A la question de savoir comment l’air peut se trouver sous la surface de la terre ou y pénétrer, Sénèque répond en reprenant l’explication aristotélicienne (la cause des secousses est l’exhalaison sèche qui, depuis la surface, pénétrait dans un sol présentant des porosités en certains endroits) et en la modifiant sur un point : refusant de reconnaître à l'air contenu dans l'espace souterrain une origine extérieure, il maintient que le phénomène a pour seule cause l’air présent naturellement dans les cavités intérieures. Sénèque veut ainsi montrer l’impossibilité des théories d’Epicure ; aussi la tension de l’air est-elle pour lui la seule force permettant d’expliquer les mouvements observés dans la nature. Pour le stoïcien Sénèque, il n’y a aucune raison pour que l’air extérieur puisse affecter la terre de quelque manière que ce soit ; c’est la configuration propre de l’intimité terrestre qui explique les phénomènes sismiques et non une réaction par rapport au milieu externe. Aussi explique-t-il l’éruption volcanique par le principe d’un embrasement du souffle par friction, comme Aristote. Ainsi, l’auteur conclut que « la nature et l’origine des souffles souterrains peuvent être différents entre la physique stoïcienne de Sénèque et la théorie aristotélicienne de l’exhalaison, mais, dès lors qu’il s’agit de se concentrer sur ce qui peut déclencher séisme ou éruption, les explications convergent ».

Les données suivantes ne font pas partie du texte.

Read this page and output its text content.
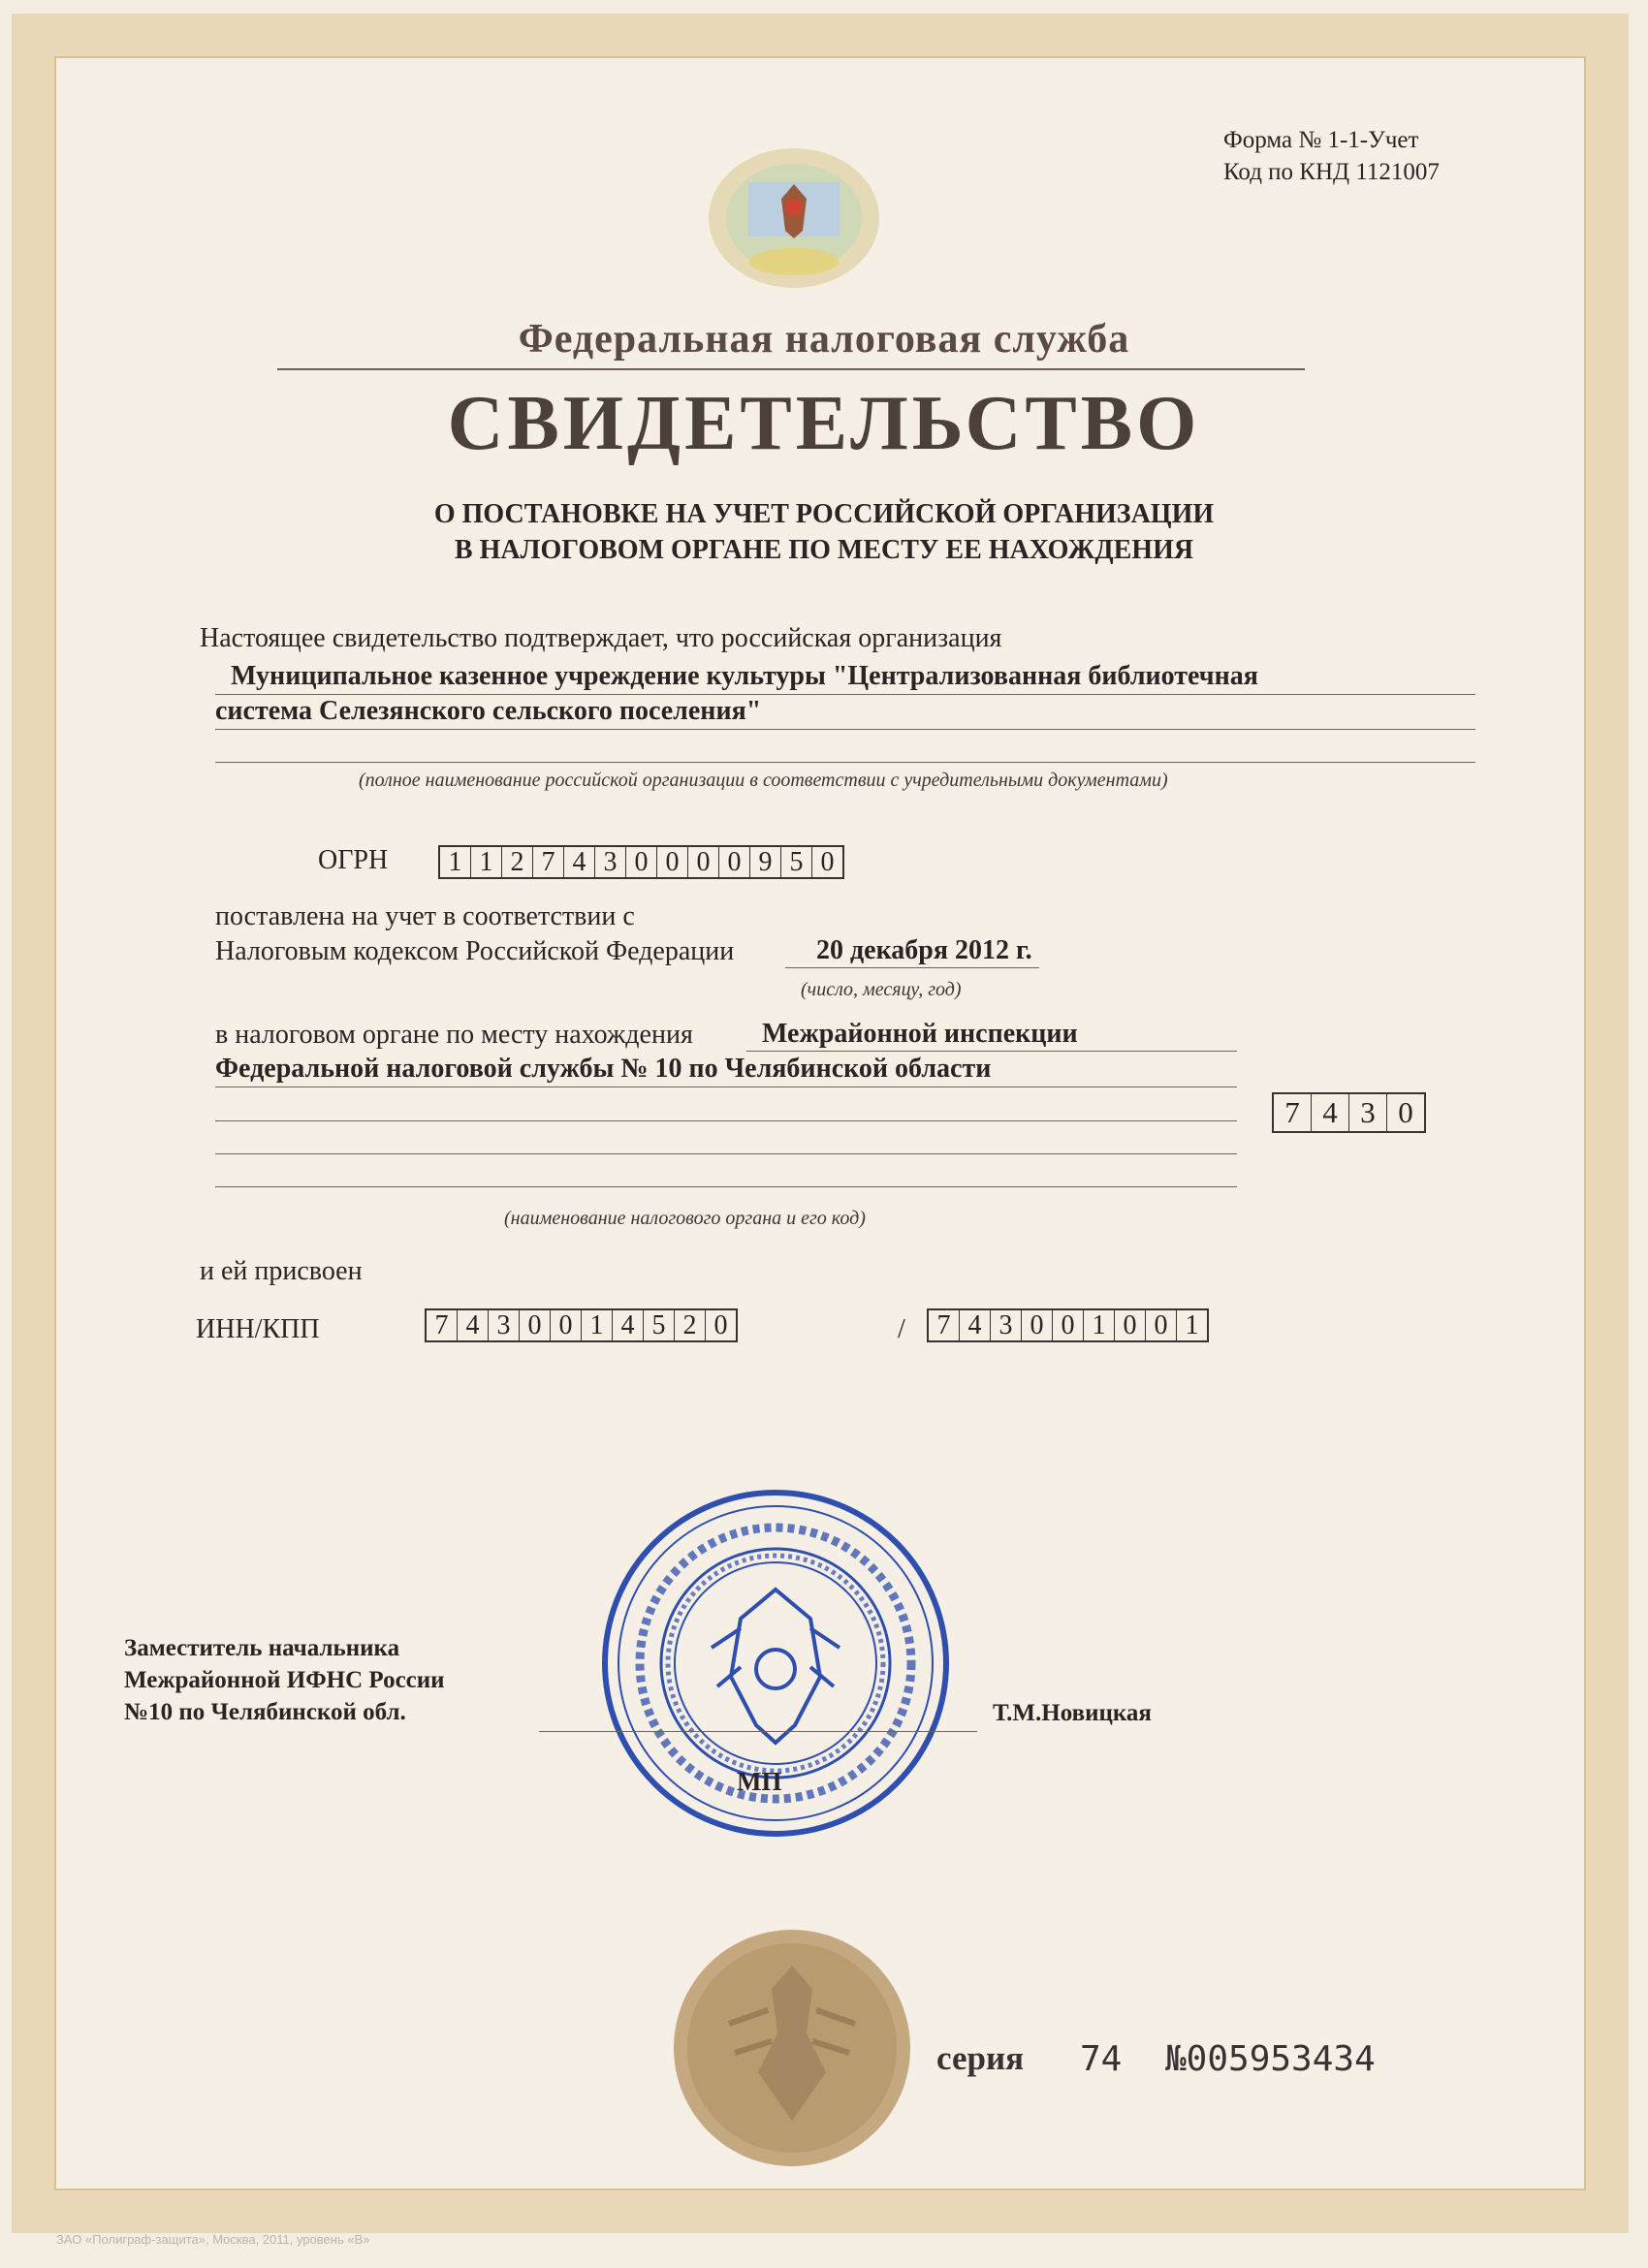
Форма № 1-1-Учет
Код по КНД 1121007
Федеральная налоговая служба
СВИДЕТЕЛЬСТВО
О ПОСТАНОВКЕ НА УЧЕТ РОССИЙСКОЙ ОРГАНИЗАЦИИ
В НАЛОГОВОМ ОРГАНЕ ПО МЕСТУ ЕЕ НАХОЖДЕНИЯ
Настоящее свидетельство подтверждает, что российская организация
Муниципальное казенное учреждение культуры "Централизованная библиотечная
система Селезянского сельского поселения"
(полное наименование российской организации в соответствии с учредительными документами)
ОГРН	1 1 2 7 4 3 0 0 0 0 9 5 0
поставлена на учет в соответствии с
Налоговым кодексом Российской Федерации	20 декабря 2012 г.
(число, месяцу, год)
в налоговом органе по месту нахождения	Межрайонной инспекции
Федеральной налоговой службы № 10 по Челябинской области
7 4 3 0
(наименование налогового органа и его код)
и ей присвоен
ИНН/КПП	7 4 3 0 0 1 4 5 2 0	/	7 4 3 0 0 1 0 0 1
Заместитель начальника
Межрайонной ИФНС России
№10 по Челябинской обл.	Т.М.Новицкая
МП
серия 74 №005953434
ЗАО «Полиграф-защита», Москва, 2011, уровень «В»
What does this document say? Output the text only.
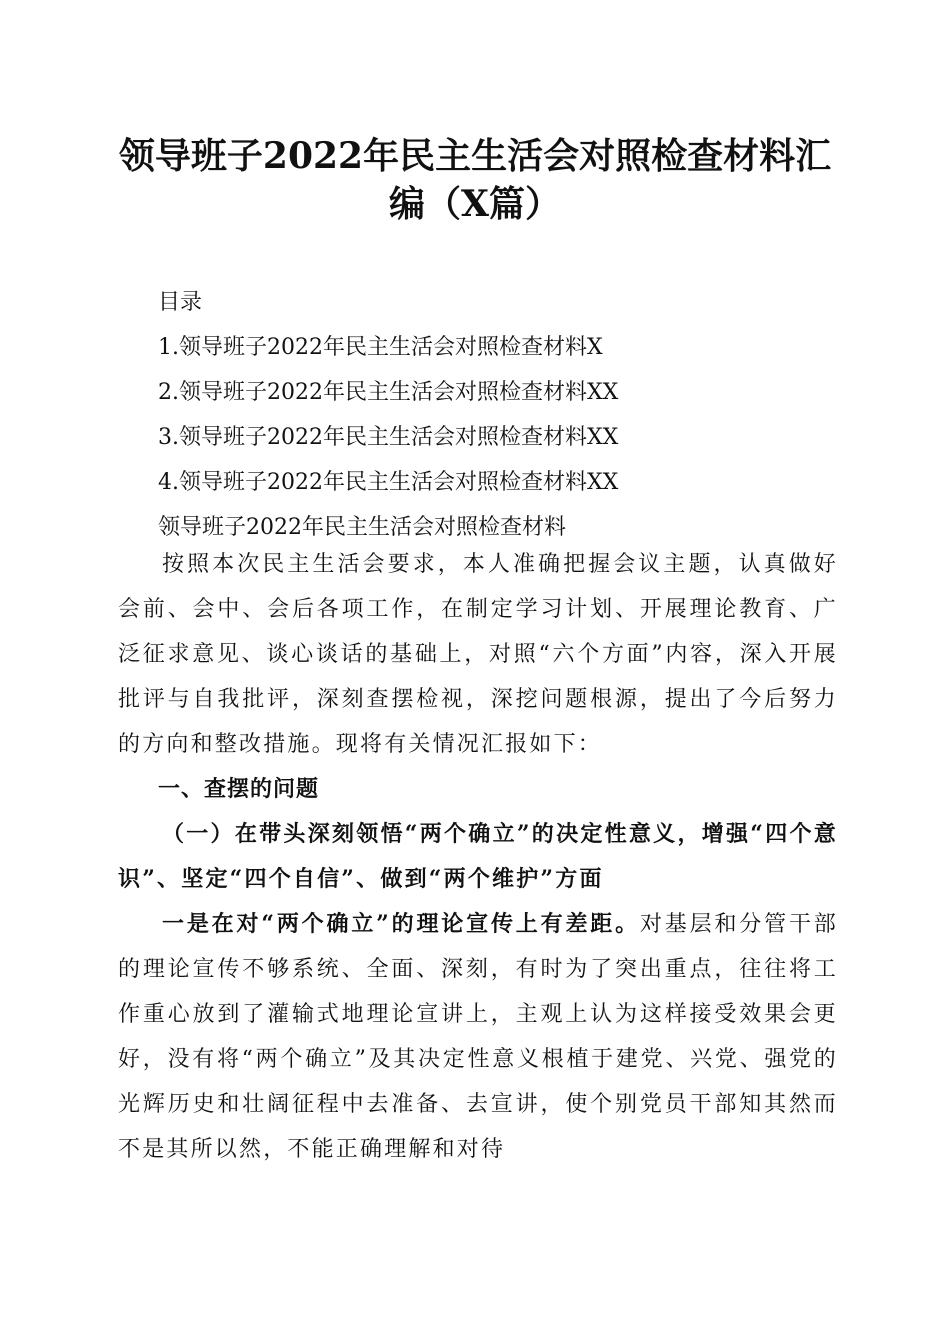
领导班子2022年民主生活会对照检查材料汇
编（X篇）
目录
1.领导班子2022年民主生活会对照检查材料X
2.领导班子2022年民主生活会对照检查材料XX
3.领导班子2022年民主生活会对照检查材料XX
4.领导班子2022年民主生活会对照检查材料XX
领导班子2022年民主生活会对照检查材料
按照本次民主生活会要求，本人准确把握会议主题，认真做好会前、会中、会后各项工作，在制定学习计划、开展理论教育、广泛征求意见、谈心谈话的基础上，对照“六个方面”内容，深入开展批评与自我批评，深刻查摆检视，深挖问题根源，提出了今后努力的方向和整改措施。现将有关情况汇报如下：
一、查摆的问题
（一）在带头深刻领悟“两个确立”的决定性意义，增强“四个意识”、坚定“四个自信”、做到“两个维护”方面
一是在对“两个确立”的理论宣传上有差距。对基层和分管干部的理论宣传不够系统、全面、深刻，有时为了突出重点，往往将工作重心放到了灌输式地理论宣讲上，主观上认为这样接受效果会更好，没有将“两个确立”及其决定性意义根植于建党、兴党、强党的光辉历史和壮阔征程中去准备、去宣讲，使个别党员干部知其然而不是其所以然，不能正确理解和对待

La difficulté à produire une théorie du volcanisme

Ce que montre finalement l’étude de Frédéric Le Blay, c’est que les traités de science antique conservés et consacrés aux phénomènes météorologiques ne traitent jamais des éruptions volcaniques de manière spécifique, mais seulement comme « une forme particulière d’activité sismique impliquant un embrasement ». Il reprend ainsi le constat du géographe Brice Gruet, qui affirmait :

« ainsi la figure du volcan, non nommé, et pour cause, n’est-elle présentée chez Aristote que sous l’espèce d’une forme de séisme exacerbé, extrême, mais de même nature que les autres séismes, plus ordinaires, pourrait-on dire. Toutes ces explications trouvent leur origine commune dans un concept unique. »

A son tour, Frédéric Le Blay observe que le volcan, réalité innommée, suscite un émerveillement autour des noms propres qui participent de l’identité d’une culture – Etna, Vésuve. Car il n’existe en effet ni en grec, ni en latin de nom « pour désigner le volcan comme catégorie particulière de phénomène naturel ou de météore ; le volcan en tant que tel n’existe pas, il appartient toujours à l’espèce générique des montagnes et des monts ».